C’è chi accosta Ritchie Blackmore a tre soli gruppi – Deep Purple, Rainbow e Blackmore’s Night – ma le stelle che meglio lo rappresenteranno nel
suo percorso artistico fanno parte di una costellazione ben più estesa. Prima
di raggiungere la popolarità, trovata piuttosto rapidamente per quanto non
senza fatica, Blackmore ha infatti militato in formazioni di discreto successo,
se prendiamo in considerazione epoca e luoghi di riferimento, e le righe che
andranno a comporre questo capitolo hanno il compito di riassumere il suo
percorso sino a condurvi nel regno incantato dei Blackmore’s Night.

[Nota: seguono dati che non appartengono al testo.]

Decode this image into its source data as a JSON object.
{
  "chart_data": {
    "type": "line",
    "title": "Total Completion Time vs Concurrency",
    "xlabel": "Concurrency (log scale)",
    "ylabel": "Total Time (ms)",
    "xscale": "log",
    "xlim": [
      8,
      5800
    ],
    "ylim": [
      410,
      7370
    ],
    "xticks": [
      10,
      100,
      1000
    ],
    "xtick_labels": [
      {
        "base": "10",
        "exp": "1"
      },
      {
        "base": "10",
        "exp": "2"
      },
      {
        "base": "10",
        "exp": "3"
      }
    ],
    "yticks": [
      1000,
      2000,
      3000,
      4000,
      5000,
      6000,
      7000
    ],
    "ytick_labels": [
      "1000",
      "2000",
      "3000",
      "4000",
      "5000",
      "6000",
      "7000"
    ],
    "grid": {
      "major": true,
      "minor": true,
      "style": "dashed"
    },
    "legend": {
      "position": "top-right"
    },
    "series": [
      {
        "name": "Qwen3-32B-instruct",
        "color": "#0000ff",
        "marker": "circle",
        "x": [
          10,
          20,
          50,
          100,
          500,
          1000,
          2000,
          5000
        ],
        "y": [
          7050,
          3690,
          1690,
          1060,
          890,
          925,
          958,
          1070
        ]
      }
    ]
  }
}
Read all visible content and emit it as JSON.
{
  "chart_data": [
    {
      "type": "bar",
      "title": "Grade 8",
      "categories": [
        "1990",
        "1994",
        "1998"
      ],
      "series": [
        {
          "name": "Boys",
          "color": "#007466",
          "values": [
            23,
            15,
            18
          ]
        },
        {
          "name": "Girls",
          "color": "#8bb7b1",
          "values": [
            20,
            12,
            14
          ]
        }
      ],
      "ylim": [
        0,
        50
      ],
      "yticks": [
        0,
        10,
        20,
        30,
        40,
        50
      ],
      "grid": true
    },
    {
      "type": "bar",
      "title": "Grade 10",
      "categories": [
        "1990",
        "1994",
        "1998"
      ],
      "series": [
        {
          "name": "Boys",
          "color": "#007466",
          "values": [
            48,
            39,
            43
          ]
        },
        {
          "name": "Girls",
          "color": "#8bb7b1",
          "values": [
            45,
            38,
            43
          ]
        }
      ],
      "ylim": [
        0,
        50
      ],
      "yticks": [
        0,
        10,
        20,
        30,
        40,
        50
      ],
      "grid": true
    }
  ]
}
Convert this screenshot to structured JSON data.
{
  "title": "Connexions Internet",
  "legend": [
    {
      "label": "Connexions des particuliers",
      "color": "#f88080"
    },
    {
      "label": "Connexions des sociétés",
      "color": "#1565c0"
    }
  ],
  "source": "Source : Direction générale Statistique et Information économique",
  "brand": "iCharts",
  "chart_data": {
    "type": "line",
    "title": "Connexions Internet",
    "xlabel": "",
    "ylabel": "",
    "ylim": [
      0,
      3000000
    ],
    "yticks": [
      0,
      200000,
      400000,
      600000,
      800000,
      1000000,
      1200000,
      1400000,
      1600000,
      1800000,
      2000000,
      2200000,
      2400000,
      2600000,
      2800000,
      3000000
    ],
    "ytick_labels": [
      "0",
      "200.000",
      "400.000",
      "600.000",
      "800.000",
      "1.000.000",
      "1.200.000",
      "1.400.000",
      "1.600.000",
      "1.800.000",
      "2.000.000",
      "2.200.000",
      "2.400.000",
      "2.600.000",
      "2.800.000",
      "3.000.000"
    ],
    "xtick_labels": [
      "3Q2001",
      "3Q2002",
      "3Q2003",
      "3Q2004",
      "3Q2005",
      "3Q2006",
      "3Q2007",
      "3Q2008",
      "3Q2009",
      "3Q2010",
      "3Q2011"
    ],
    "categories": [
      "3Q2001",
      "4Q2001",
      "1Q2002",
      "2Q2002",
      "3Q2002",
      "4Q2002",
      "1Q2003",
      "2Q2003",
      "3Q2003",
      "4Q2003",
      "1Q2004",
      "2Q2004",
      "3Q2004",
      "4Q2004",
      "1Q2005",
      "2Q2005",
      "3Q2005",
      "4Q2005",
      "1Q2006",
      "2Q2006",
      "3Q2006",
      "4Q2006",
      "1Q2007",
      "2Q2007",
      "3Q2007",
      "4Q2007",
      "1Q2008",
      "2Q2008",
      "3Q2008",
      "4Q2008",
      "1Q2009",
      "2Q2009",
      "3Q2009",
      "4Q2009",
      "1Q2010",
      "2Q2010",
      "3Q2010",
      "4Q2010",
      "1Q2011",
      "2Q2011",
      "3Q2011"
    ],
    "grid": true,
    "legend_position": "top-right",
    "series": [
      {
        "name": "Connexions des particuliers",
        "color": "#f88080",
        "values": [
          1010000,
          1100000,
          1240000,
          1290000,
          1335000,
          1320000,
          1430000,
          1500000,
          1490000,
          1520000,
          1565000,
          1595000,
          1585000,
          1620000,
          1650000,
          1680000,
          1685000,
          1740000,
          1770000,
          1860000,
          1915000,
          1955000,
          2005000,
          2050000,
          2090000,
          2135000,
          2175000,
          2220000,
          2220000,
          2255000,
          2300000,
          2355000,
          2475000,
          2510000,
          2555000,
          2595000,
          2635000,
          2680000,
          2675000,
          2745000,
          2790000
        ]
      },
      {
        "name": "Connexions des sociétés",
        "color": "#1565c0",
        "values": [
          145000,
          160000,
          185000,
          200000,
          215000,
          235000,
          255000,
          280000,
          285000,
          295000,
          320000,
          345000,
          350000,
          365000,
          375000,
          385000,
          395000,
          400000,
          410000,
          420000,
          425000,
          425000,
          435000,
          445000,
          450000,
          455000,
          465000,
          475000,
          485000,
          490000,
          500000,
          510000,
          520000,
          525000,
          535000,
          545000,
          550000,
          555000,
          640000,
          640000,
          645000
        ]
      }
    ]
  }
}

Nato a Weston-super-Mare (Regno Unito) il 14 aprile 1945 e di origini
gallesi per ramo paterno, Ritchie Blackmore ha vissuto un’infanzia serena in
una cittadina situata ai margini dell’aeroporto di Heatrow, Heston, interessandosi molto presto alla musica, allo sport (materia scolastica nella quale eccelleva) e alle ragazze: il percorso adolescenziale più ordinario che ci sia.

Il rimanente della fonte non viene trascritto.